Notes on the process (5)

Miquel Puig
3 min

1. Spain returns. The process towards independence was launched on September 11, 2012. I´m not referring to support for independence, obviously, as that is much older, but to the public support and participation in the process by a significant part of the population, support which has changed everything.

Artur Mas had warned, months before, that the predictable refusal by the central government to negotiate a fiscal pact would put Catalonia in "unknown territory" (15/5/12).

Immersed in this situation, the initial surprise was the lack of response from Madrid to the growing mobilization for independence, which year after year has been able to mount larger and larger---and more impressive-- rallies. For some, this lack of response was a confirmation that victory was imminent-- the cudgel was sufficiently decayed. But for those who believed in the possibility and in the goodness of an understanding, the silence was maddening.

The silence didn´t signify inaction. The most sinister aspects of the State geared up with all means legal and illegal. Police, prosecutors, judges and journalists worked to stifle the independence movement and to crush autonomy once and for all, as described by Suso del Toro on these pages a week ago ("Catalonia? Defeated.").

But Spain is returning. First, it sent a message of hope for all Spaniards, and also for all Catalans. A just Spain not only is possible, it is more so than an independent Catalonia. A modern Spain is possible; Catalonia would never achieve it by itself. Podemos and Ciutadans have accelerated their start-ups by charging prestigious economists (Navarro and Torres on one side, Conthe and Garicaño on the other) to write their economic platforms. Spain, according to both, has a better plan than the uncertain path that a bewildered Catalonia could offer.

The return of the Spain that wants to modernize itself was to be expected. So too is the Spain that doesn´t want to do so, and this latter voice has been forceful. Andalusia has voted so that nothing would change in the Spain of Autonomous regions.

2. The process has cooled down. Chronologically, the process lost strength immediately after the conference by Junqueres on 2/12/14. I was there, and I was surprised by the coolness of the public during and after the conference. Just one week before, the ambience at the speech by Mas (25/11/14) had been enthusiastic.

It is inevitable to read into this a nexus of causality: the process cooled down because Junqueres refused to join the unified list. But things are not so simple. If a process that appears to be so powerful is slowed by an obstacle so secondary, then its potency was not as great as expected. If it had not been slowed by this obstacle, it would have been by the next, and there is always another obstacle.

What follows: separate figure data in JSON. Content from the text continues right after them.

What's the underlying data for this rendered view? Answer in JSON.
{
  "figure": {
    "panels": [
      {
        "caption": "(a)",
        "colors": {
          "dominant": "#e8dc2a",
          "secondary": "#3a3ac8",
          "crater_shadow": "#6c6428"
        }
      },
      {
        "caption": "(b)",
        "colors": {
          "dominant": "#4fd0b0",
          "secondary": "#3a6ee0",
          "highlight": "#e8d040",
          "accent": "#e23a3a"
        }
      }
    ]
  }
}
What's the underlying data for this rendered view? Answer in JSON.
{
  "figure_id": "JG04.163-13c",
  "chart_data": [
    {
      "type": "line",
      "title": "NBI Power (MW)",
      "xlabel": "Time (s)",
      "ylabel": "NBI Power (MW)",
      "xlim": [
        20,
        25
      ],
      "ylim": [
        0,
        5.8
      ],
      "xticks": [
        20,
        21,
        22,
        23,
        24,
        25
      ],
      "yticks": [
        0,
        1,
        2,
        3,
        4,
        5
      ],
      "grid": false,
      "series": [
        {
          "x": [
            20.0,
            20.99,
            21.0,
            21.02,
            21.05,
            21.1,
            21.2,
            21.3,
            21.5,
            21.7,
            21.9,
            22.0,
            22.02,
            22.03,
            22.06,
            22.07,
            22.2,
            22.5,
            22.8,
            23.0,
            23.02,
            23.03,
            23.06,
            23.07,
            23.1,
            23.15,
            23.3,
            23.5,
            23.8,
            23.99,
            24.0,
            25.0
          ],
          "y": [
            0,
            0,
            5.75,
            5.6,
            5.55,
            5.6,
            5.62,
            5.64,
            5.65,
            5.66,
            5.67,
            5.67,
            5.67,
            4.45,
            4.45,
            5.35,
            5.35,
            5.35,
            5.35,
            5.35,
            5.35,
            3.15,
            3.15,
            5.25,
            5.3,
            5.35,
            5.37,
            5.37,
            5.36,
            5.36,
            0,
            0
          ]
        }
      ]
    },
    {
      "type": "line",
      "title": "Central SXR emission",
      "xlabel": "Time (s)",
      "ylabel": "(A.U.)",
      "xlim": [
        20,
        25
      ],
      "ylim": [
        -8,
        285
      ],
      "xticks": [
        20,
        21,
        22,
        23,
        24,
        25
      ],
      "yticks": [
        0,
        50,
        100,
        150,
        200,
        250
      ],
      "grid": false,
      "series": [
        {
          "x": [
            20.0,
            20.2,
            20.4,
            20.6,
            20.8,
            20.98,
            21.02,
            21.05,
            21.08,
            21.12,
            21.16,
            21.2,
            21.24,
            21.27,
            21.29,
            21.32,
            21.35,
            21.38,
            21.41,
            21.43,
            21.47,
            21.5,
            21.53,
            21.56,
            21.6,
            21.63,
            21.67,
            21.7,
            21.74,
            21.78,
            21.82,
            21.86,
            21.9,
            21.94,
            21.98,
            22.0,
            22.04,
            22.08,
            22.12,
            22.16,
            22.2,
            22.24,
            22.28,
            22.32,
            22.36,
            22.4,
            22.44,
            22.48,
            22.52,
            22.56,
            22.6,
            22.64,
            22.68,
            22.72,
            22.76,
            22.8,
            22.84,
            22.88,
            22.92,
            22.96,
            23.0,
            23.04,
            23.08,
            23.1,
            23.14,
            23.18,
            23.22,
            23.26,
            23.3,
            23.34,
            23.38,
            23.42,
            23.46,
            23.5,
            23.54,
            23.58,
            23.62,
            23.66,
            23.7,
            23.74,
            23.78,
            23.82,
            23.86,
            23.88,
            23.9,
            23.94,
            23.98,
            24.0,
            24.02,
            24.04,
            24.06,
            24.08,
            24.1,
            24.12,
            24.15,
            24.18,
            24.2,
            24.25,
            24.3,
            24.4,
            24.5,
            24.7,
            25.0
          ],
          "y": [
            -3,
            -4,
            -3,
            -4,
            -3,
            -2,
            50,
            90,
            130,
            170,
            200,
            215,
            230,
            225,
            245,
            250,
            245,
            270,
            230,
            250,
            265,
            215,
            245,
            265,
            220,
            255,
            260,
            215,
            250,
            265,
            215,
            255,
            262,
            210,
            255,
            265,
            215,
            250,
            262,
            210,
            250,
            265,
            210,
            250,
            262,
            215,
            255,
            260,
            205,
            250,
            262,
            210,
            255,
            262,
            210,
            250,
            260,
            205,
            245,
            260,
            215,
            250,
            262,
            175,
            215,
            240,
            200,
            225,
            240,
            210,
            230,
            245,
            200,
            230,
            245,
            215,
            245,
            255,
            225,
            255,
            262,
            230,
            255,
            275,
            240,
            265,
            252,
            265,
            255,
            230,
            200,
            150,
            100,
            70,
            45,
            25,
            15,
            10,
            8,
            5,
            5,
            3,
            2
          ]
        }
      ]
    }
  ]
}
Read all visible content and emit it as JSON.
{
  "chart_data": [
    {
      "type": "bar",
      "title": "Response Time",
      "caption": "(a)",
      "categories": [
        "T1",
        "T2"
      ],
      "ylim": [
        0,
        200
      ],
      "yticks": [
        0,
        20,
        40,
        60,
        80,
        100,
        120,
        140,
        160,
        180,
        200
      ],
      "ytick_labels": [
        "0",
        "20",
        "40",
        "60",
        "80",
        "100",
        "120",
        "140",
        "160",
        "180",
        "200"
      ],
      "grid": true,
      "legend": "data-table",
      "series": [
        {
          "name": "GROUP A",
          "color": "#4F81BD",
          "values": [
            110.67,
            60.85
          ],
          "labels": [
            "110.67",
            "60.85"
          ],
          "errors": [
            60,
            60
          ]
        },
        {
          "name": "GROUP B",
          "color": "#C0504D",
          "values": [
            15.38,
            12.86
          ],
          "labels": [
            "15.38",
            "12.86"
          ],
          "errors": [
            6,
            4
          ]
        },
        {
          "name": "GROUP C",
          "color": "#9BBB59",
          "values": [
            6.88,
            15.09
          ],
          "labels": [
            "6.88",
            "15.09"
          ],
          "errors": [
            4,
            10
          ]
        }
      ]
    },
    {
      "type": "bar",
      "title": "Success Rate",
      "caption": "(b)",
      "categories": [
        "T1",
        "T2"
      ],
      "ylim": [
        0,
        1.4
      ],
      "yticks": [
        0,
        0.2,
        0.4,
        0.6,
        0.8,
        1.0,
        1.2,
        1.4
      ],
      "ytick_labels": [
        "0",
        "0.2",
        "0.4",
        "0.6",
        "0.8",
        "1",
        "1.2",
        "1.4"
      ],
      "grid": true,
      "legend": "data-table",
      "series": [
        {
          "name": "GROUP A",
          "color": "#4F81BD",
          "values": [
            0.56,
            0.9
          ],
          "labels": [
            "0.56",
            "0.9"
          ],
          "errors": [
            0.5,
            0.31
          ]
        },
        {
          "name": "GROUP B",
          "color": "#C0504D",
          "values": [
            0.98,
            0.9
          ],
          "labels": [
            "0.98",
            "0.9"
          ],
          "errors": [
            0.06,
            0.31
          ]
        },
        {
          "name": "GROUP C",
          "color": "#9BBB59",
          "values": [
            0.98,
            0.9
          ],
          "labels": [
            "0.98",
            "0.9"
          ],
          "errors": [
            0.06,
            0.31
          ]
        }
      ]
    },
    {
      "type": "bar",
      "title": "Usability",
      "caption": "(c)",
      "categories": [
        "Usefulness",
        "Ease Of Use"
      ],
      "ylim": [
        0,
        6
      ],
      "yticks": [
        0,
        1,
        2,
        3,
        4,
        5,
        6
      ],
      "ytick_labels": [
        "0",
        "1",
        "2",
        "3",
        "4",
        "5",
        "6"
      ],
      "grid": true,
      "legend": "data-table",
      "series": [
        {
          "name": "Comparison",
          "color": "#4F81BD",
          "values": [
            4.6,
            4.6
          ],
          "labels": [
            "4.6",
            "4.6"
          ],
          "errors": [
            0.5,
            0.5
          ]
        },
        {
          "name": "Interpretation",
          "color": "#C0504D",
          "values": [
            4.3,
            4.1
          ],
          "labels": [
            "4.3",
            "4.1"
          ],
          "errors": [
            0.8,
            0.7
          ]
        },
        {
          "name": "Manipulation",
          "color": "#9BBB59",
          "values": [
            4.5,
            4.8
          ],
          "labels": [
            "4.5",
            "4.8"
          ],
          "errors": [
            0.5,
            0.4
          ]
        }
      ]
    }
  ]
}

In reality, the process had and still has two pending tasks. The first is to make the dream concrete so as to make it believable. The Scottish independence movement had crept along in the political scenario until it was able to fix an objective that was attractive and plausible: instead of the neo-liberal country that England is becoming, a Nordic country. A country of high taxes, potent public services, and a very strong welfare state financed by oil resources. This was a model consistent with the Scottish vote, which has been systematically for Labour. Neither Esquerra nor Convergencia have been able to make a comparable effort. Both parties are unequivocally pro-independence, but the question is "independence, but for what?".

The second challenge is to shake off the past. Oriol Pujol appeared in parliament escorted by the leaders of his party; Duran reunited Catalan patricians to proclaim him as their lobby in Madrid. Neither of the two behaviors is consistent with the aim of leading the construction of a better society.

3. In unknown terrain. The process didn´t cool down because Mas and Junqueras were not able to agree, but because what it has been able to do up to now corresponds to a finished stage. A very large number of Catalans have made it clear that they are for independence. An undetermined but significant number are against it. In between, the critical mass is waiting for proposals to be formulated. Spain has not been able to accomplish this after "five centuries of common adventure", and now the objective conditions (the "fundamentals", as the economists say) are especially difficult: demographics will tighten social cohesion to unprecedented limits, and in all these years Spain has not created a culture of solidarity or of effort. Catalonia will have it easier, but someone with a desire to lead must dare to propose a future.